Slota’s manipulated and deeply layered gelatin silver prints carefully balance difficult and confrontational imagery. His pictures, jumping off from everyday scenes of home and family awaken something menacing prowling behind and can convey multiple story layers and interpretations.
Ambiguous recollections of childhood, quiet dramas, absence, and sometimes shocking stills, Slota’s fragmented scenes might move the viewer into a distorted space, recalling events too disturbing to comprehend with clarity. But these images are fictional creations, based not on any specific real event. More than a communion with the past, Slota’s imagined scenarios allow the viewer to respond to memory and the slippery territory where the imagination overrules fact. His process – he cuts, punctures, scratches, draws on, distorts, and layers his photographs – mimics the way in which one can disfigure one’s own interpretation of the past, and how time, distance, and our own subconscious can further obscure the view, disconnecting us to what may or may not have ever happened. His work suggests experiences and emotions that overtime have been barricaded behind our own filters. Real, unreal, and uncertain, the facts are not what matter here. Slota’s scenes, while seemingly unreachable and dense, provide a space for the viewer to acknowledge the darker recesses of the past and the present and to revisit that which we have cast aside, that which we have tried to forget, to ignore, and leave behind, but that which can consume us still.

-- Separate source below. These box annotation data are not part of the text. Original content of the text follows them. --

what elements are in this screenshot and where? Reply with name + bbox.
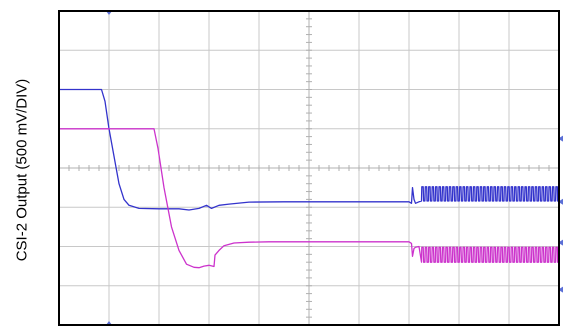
series-line-ch2 [59, 128, 559, 269]
plot-frame [58, 10, 560, 326]
level-marker-right [558, 135, 563, 142]
level-marker-right [558, 198, 563, 205]
level-marker-right [558, 239, 563, 246]
traces [59, 88, 559, 269]
grid [59, 11, 559, 325]
series-line-ch1 [59, 88, 559, 211]
level-marker-right [558, 286, 563, 293]
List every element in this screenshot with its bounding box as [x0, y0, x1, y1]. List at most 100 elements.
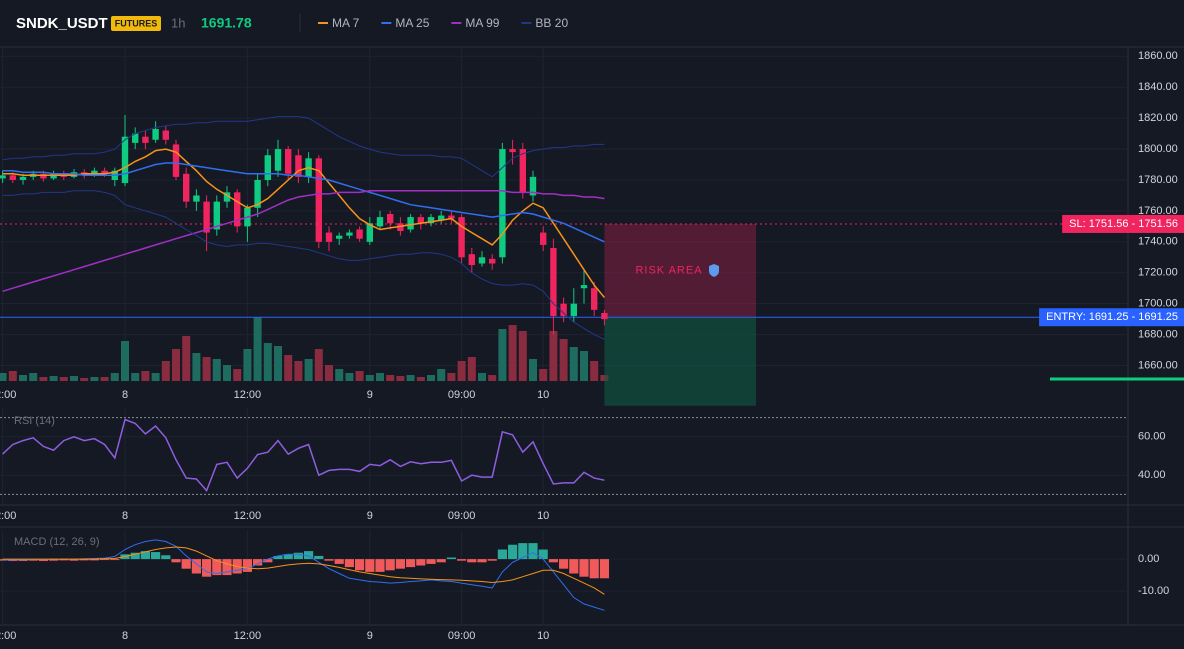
y-tick-label: 1760.00 [1138, 205, 1178, 217]
legend-label: MA 25 [395, 16, 429, 30]
macd-histogram-bar [497, 549, 507, 560]
macd-histogram-bar [242, 559, 252, 572]
interval: 1h [171, 15, 185, 30]
symbol: SNDK_USDT [16, 15, 108, 32]
x-tick-label: 12:00 [0, 510, 16, 522]
candle-body [172, 144, 180, 177]
candle-body [285, 149, 292, 174]
volume-bar [427, 375, 435, 381]
macd-histogram-bar [28, 559, 38, 561]
y-tick-label: 1840.00 [1138, 81, 1178, 93]
x-tick-label: 9 [367, 630, 373, 642]
macd-histogram-bar [140, 551, 150, 560]
volume-bar [498, 329, 507, 381]
candle-body [458, 217, 465, 258]
macd-histogram-bar [49, 559, 59, 561]
legend-label: MA 99 [465, 16, 499, 30]
y-tick-label: 0.00 [1138, 553, 1159, 565]
macd-histogram-bar [202, 559, 212, 577]
candle-body [366, 223, 373, 242]
macd-histogram-bar [487, 559, 497, 561]
volume-bar [345, 373, 354, 381]
macd-histogram-bar [406, 559, 416, 568]
x-tick-label: 12:00 [0, 630, 16, 642]
macd-histogram-bar [293, 552, 303, 560]
badge-bg [111, 16, 161, 31]
volume-bar [304, 359, 313, 381]
legend-label: BB 20 [535, 16, 568, 30]
level-tag: ENTRY: 1691.25 - 1691.25 [1039, 308, 1184, 327]
x-tick-label: 12:00 [234, 630, 262, 642]
volume-bar [80, 378, 89, 381]
macd-line [2, 539, 605, 611]
candle-body [489, 258, 496, 264]
volume-bar [580, 351, 588, 381]
candle-body [193, 195, 200, 202]
volume-bar [437, 369, 446, 381]
candle-body [336, 235, 343, 239]
x-tick-label: 09:00 [448, 630, 476, 642]
ma-line [2, 148, 605, 298]
macd-histogram-bar [212, 559, 222, 576]
macd-histogram-bar [59, 559, 69, 561]
macd-histogram-bar [222, 559, 232, 576]
x-tick-label: 12:00 [234, 510, 262, 522]
macd-histogram-bar [548, 559, 558, 563]
bb-upper [2, 116, 605, 178]
y-tick-label: 1700.00 [1138, 298, 1178, 310]
candle-body [142, 136, 149, 143]
volume-bar [70, 376, 78, 381]
volume-bar [549, 331, 558, 381]
y-tick-label: 1780.00 [1138, 174, 1178, 186]
macd-histogram-bar [314, 555, 324, 560]
candle-body [50, 173, 57, 179]
volume-bar [559, 339, 568, 381]
candle-body [223, 192, 231, 202]
volume-bar [59, 377, 68, 381]
candle-body [540, 232, 547, 245]
macd-line [2, 546, 605, 595]
macd-histogram-bar [344, 559, 354, 568]
candle-body [9, 175, 16, 180]
candle-body [550, 248, 557, 317]
candle-body [407, 217, 414, 230]
x-tick-label: 9 [367, 389, 373, 401]
volume-bar [529, 359, 537, 381]
volume-bar [182, 336, 191, 381]
level-tag-label: SL: 1751.56 - 1751.56 [1069, 218, 1178, 230]
ma-line [2, 190, 605, 293]
risk-area-label: RISK AREA [635, 264, 702, 276]
x-tick-label: 12:00 [0, 389, 16, 401]
candle-body [162, 130, 169, 140]
volume-bar [335, 369, 344, 381]
macd-histogram-bar [263, 559, 273, 563]
volume-bar [263, 343, 272, 381]
x-tick-label: 9 [367, 510, 373, 522]
candle-body [499, 149, 506, 258]
macd-histogram-bar [253, 559, 263, 566]
volume-bar [314, 349, 323, 381]
volume-bar [49, 376, 58, 381]
x-tick-label: 12:00 [234, 389, 262, 401]
volume-bar [8, 371, 17, 381]
macd-histogram-bar [457, 559, 467, 561]
volume-bar [284, 355, 293, 381]
volume-bar [141, 371, 150, 381]
candle-body [315, 158, 322, 242]
volume-bar [488, 375, 497, 381]
y-tick-label: 1800.00 [1138, 143, 1178, 155]
rsi-line [2, 418, 605, 493]
macd-histogram-bar [518, 543, 528, 560]
candle-body [468, 254, 475, 266]
candle-body [234, 192, 241, 227]
x-tick-label: 10 [537, 510, 549, 522]
macd-histogram-bar [283, 554, 293, 560]
candle-body [213, 201, 220, 230]
macd-histogram-bar [477, 559, 487, 563]
candle-body [325, 232, 333, 242]
candle-body [387, 214, 394, 224]
candle-body [203, 201, 210, 233]
candle-body [295, 155, 302, 177]
macd-histogram-bar [589, 559, 599, 579]
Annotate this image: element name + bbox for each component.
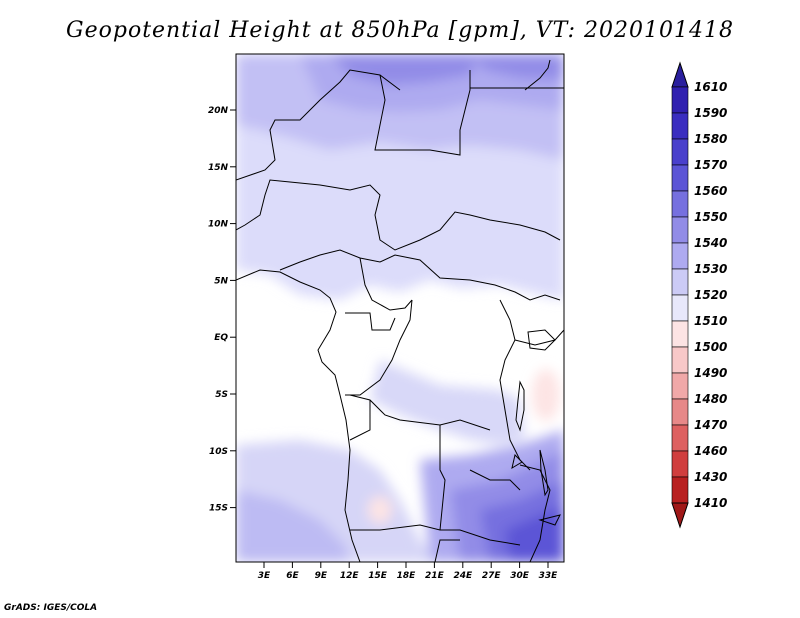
colorbar-swatch [671,268,689,296]
red-sea-coast [524,59,551,91]
colorbar-top-arrow [671,61,689,88]
lat-tick-label: EQ [214,333,228,343]
colorbar-level-label: 1560 [694,184,727,198]
angola-west-border [349,400,371,441]
colorbar-level-label: 1580 [694,132,727,146]
colorbar-swatch [671,112,689,140]
colorbar-level-label: 1540 [694,236,727,250]
colorbar-level-label: 1490 [694,366,727,380]
field-zone-1550-north [330,54,480,85]
colorbar-level-label: 1520 [694,288,727,302]
namibia-border [350,524,521,546]
colorbar-swatch [671,476,689,504]
lake-kariba [538,514,561,526]
colorbar-level-label: 1610 [694,80,727,94]
colorbar-level-label: 1430 [694,470,727,484]
colorbar-level-label: 1570 [694,158,727,172]
colorbar-level-label: 1480 [694,392,727,406]
lat-tick-label: 5S [215,390,228,400]
colorbar-swatch [671,424,689,452]
lon-tick-label: 21E [425,571,445,581]
lat-tick-label: 20N [208,106,229,116]
colorbar-level-label: 1410 [694,496,727,510]
field-zone-pink-east [532,369,560,421]
colorbar-level-label: 1460 [694,444,727,458]
colorbar-level-label: 1510 [694,314,727,328]
field-zone-southwest-inner [236,490,350,562]
colorbar-swatch [671,242,689,270]
lon-tick-label: 33E [539,571,559,581]
latitude-ticks: 20N 15N 10N 5N EQ 5S 10S 15S [208,106,236,514]
colorbar-bottom-arrow [671,502,689,529]
colorbar-swatch [671,346,689,374]
gabon-border [345,312,396,331]
sahara-border-central [374,70,471,156]
lon-tick-label: 30E [510,571,530,581]
west-coastline [236,269,361,562]
colorbar-swatch [671,294,689,322]
mozambique-border [519,464,551,562]
colorbar-level-label: 1470 [694,418,727,432]
colorbar-swatch [671,398,689,426]
congo-north-border [359,257,413,311]
colorbar-level-label: 1530 [694,262,727,276]
field-zone-central [370,360,525,445]
lat-tick-label: 15N [208,163,229,173]
lake-mweru [511,454,523,470]
lon-tick-label: 24E [453,571,473,581]
colorbar: 1610 1590 1580 1570 1560 1550 1540 1530 1520 1510… [671,61,727,529]
lon-tick-label: 27E [482,571,502,581]
grads-credit: GrADS: IGES/COLA [4,603,98,613]
lat-tick-label: 5N [214,276,228,286]
colorbar-level-label: 1500 [694,340,727,354]
lon-tick-label: 9E [315,571,328,581]
chart-title: Geopotential Height at 850hPa [gpm], VT:… [66,18,734,43]
botswana-border [434,539,460,562]
coastlines-borders [236,59,564,562]
lon-tick-label: 18E [397,571,417,581]
colorbar-swatch [671,86,689,114]
angola-zambia-border [439,425,446,531]
great-lakes-border [499,299,531,471]
lon-tick-label: 3E [258,571,271,581]
field-zone-southeast-1570 [505,505,564,562]
colorbar-swatch [671,320,689,348]
field-zone-1550-northeast [470,54,564,80]
map-frame [235,53,565,563]
colorbar-swatch [671,138,689,166]
lake-victoria [527,329,556,351]
colorbar-level-label: 1550 [694,210,727,224]
sahel-border [236,179,561,251]
colorbar-swatch [671,450,689,478]
lat-tick-label: 10S [209,447,228,457]
lake-tanganyika [515,380,525,432]
colorbar-swatch [671,164,689,192]
congo-river-border [345,299,413,396]
sahara-border-west [236,69,401,181]
lon-tick-label: 15E [368,571,388,581]
colorbar-swatch [671,216,689,244]
colorbar-swatch [671,372,689,400]
lat-tick-label: 10N [208,220,229,230]
lat-tick-label: 15S [209,504,228,514]
height-field [236,54,564,562]
colorbar-level-label: 1590 [694,106,727,120]
field-zone-pink-south [368,496,392,524]
lake-malawi [539,449,549,497]
zambia-zimbabwe-border [469,469,521,491]
car-border [279,249,561,301]
uganda-border [514,329,564,346]
longitude-ticks: 3E 6E 9E 12E 15E 18E 21E 24E 27E 30E 33E [258,562,558,581]
lon-tick-label: 6E [286,571,299,581]
colorbar-swatch [671,190,689,218]
lon-tick-label: 12E [340,571,360,581]
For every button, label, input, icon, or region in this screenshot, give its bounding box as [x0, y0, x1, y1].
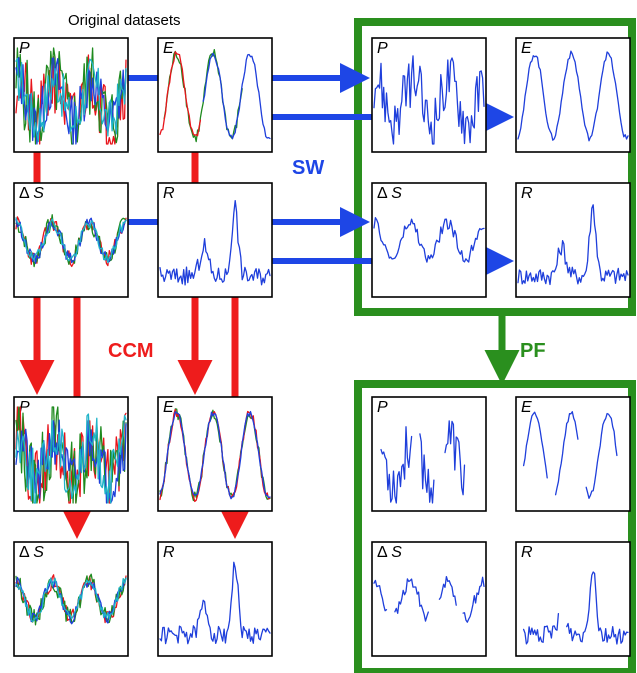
panel-frame — [515, 182, 631, 298]
panel-label: Δ S — [377, 544, 402, 561]
panel-pf-r: R — [515, 541, 631, 657]
panel-label: E — [163, 399, 174, 416]
variable-symbol: S — [391, 544, 402, 561]
variable-symbol: S — [391, 185, 402, 202]
series-trace — [159, 410, 271, 500]
panel-label: Δ S — [377, 185, 402, 202]
panel-pf-p: P — [371, 396, 487, 512]
ccm-label: CCM — [108, 340, 154, 362]
sw-group-frame — [354, 18, 636, 316]
series-trace — [159, 51, 202, 137]
panel-label: P — [19, 40, 30, 57]
series-trace — [373, 575, 485, 623]
series-trace — [15, 413, 127, 504]
series-trace — [15, 57, 127, 143]
variable-symbol: P — [377, 40, 388, 57]
panel-orig-e: E — [157, 37, 273, 153]
panel-frame — [13, 541, 129, 657]
delta-symbol: Δ — [377, 185, 391, 202]
panel-pf-ds: Δ S — [371, 541, 487, 657]
panel-label: R — [163, 544, 175, 561]
panel-frame — [371, 182, 487, 298]
panel-frame — [371, 37, 487, 153]
series-trace — [159, 199, 271, 286]
variable-symbol: E — [521, 40, 532, 57]
series-trace — [15, 576, 127, 625]
variable-symbol: R — [163, 185, 175, 202]
panel-ccm-p: P — [13, 396, 129, 512]
pf-label: PF — [520, 340, 546, 362]
panel-label: E — [521, 399, 532, 416]
panel-label: P — [19, 399, 30, 416]
variable-symbol: R — [163, 544, 175, 561]
series-trace — [522, 411, 618, 499]
series-trace — [202, 52, 271, 140]
series-trace — [15, 47, 127, 145]
variable-symbol: E — [163, 399, 174, 416]
delta-symbol: Δ — [19, 544, 33, 561]
series-trace — [15, 577, 127, 623]
panel-ccm-ds: Δ S — [13, 541, 129, 657]
series-trace — [517, 204, 629, 286]
panel-label: E — [521, 40, 532, 57]
variable-symbol: S — [33, 544, 44, 561]
panel-sw-p: P — [371, 37, 487, 153]
variable-symbol: S — [33, 185, 44, 202]
panel-label: Δ S — [19, 544, 44, 561]
panel-label: E — [163, 40, 174, 57]
series-trace — [15, 217, 127, 264]
panel-frame — [13, 182, 129, 298]
variable-symbol: R — [521, 185, 533, 202]
delta-symbol: Δ — [19, 185, 33, 202]
original-datasets-heading: Original datasets — [68, 12, 181, 29]
delta-symbol: Δ — [377, 544, 391, 561]
panel-label: P — [377, 40, 388, 57]
panel-orig-r: R — [157, 182, 273, 298]
series-trace — [517, 50, 629, 142]
sw-label: SW — [292, 157, 324, 179]
variable-symbol: P — [377, 399, 388, 416]
series-trace — [159, 561, 271, 645]
panel-orig-ds: Δ S — [13, 182, 129, 298]
panel-orig-p: P — [13, 37, 129, 153]
panel-label: R — [521, 544, 533, 561]
variable-symbol: P — [19, 40, 30, 57]
series-trace — [522, 571, 629, 645]
panel-ccm-r: R — [157, 541, 273, 657]
series-trace — [373, 55, 485, 145]
variable-symbol: R — [521, 544, 533, 561]
variable-symbol: E — [521, 399, 532, 416]
variable-symbol: E — [163, 40, 174, 57]
series-trace — [380, 420, 466, 504]
panel-label: P — [377, 399, 388, 416]
variable-symbol: P — [19, 399, 30, 416]
panel-sw-e: E — [515, 37, 631, 153]
panel-label: R — [163, 185, 175, 202]
panel-label: Δ S — [19, 185, 44, 202]
panel-label: R — [521, 185, 533, 202]
panel-frame — [371, 541, 487, 657]
panel-ccm-e: E — [157, 396, 273, 512]
panel-sw-r: R — [515, 182, 631, 298]
panel-sw-ds: Δ S — [371, 182, 487, 298]
panel-pf-e: E — [515, 396, 631, 512]
series-trace — [373, 217, 485, 263]
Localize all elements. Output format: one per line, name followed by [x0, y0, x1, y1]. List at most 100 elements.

Gerald Slota lives and works in the New Jersey. Ricco/Maresca represents and shows his work in NYC. Additionally. Mr. Slota has had shows at the Robert Berman Gallery in Santa Monica, Cornell Fine Arts Museum at Rollins College in Florida, San Francisco Camerawork, Tokyo Metropolitan Museum of Photography, the Katonah Museum of Art, the Newark Museum, and the Stephen Bulger Gallery in Toronto. His work frequently appears in the New York Times Magazine, and has been published in Discover, Blindspot, the New Yorker, Aperture, the Art of the X-Files, and American Photography. Slota has been awarded the Mid-Atlantic Fellowship Grant from the New Jersey State Council on the Arts, a Polaroid 20×24” Grant, and a MacDowell Artist Residency.